Key Highlights from the report:
- The task force unveiled the National Infrastructure Pipeline(NIP) with projects worth ₹102-lakh crore.
- The private companies will account for 22%-25% of the investments and the balance will come from the Centre and the states in equal proportions.
- The projects have been classified under two broad categories namely economic infrastructure and social infrastructure for both ease of doing business and ease of living.
- Under the projects,energy sectors make up the lion’s share of 24%, followed by roads(19%), urban development(16%) and the railways (13%).
- The shares of rural and social infrastructure projects which includes health, education and drinking water is 8% and 3% respectively.
Significance of NIP:
- Economy: A well planned NIP will enable more infrastructure projects, grow businesses, create jobs, improve ease of living and provide equitable access to infrastructure for all by making growth more inclusive.
- Government: A well developed infrastructure enhances level of economic activity, creates additional fiscal space by improving revenue base of the government, and ensures quality of expenditure focused on productive areas.

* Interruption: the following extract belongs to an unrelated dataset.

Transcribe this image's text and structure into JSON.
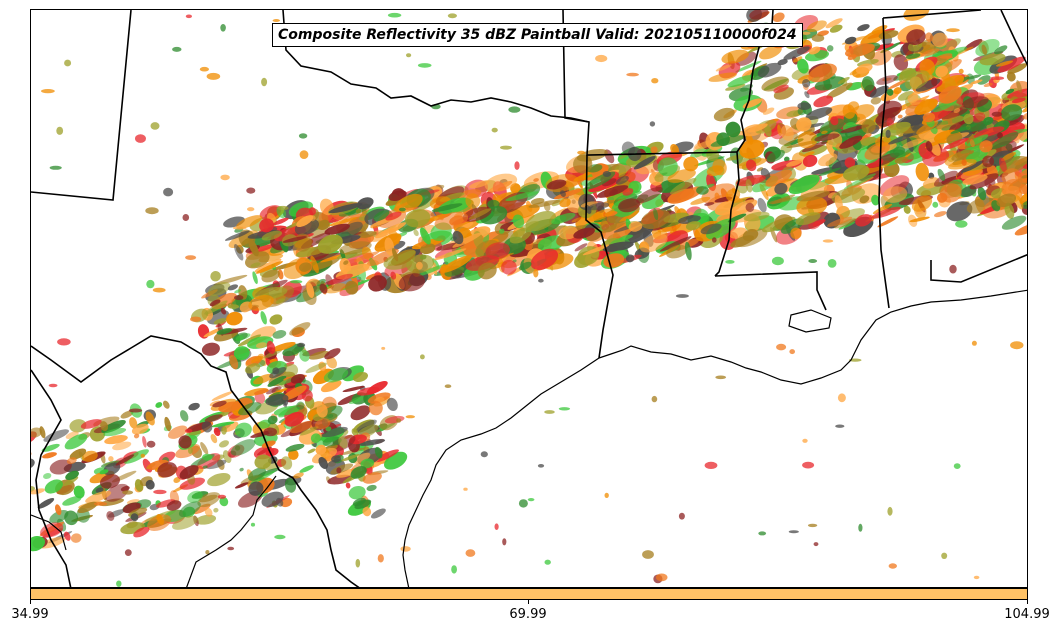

- Developers: It will provide better view of project supply, provides time to be better prepared for project bidding, reduces aggressive bids/ failure in project delivery, ensures enhanced access to sources of finance as a result of increased investor confidence.
- Banks/financial institutions (F1s)/investors: It will build investor confidence as identified projects are likely to be better prepared, exposures less likely to suffer stress given active project monitoring, thereby less likelihood of NPAs.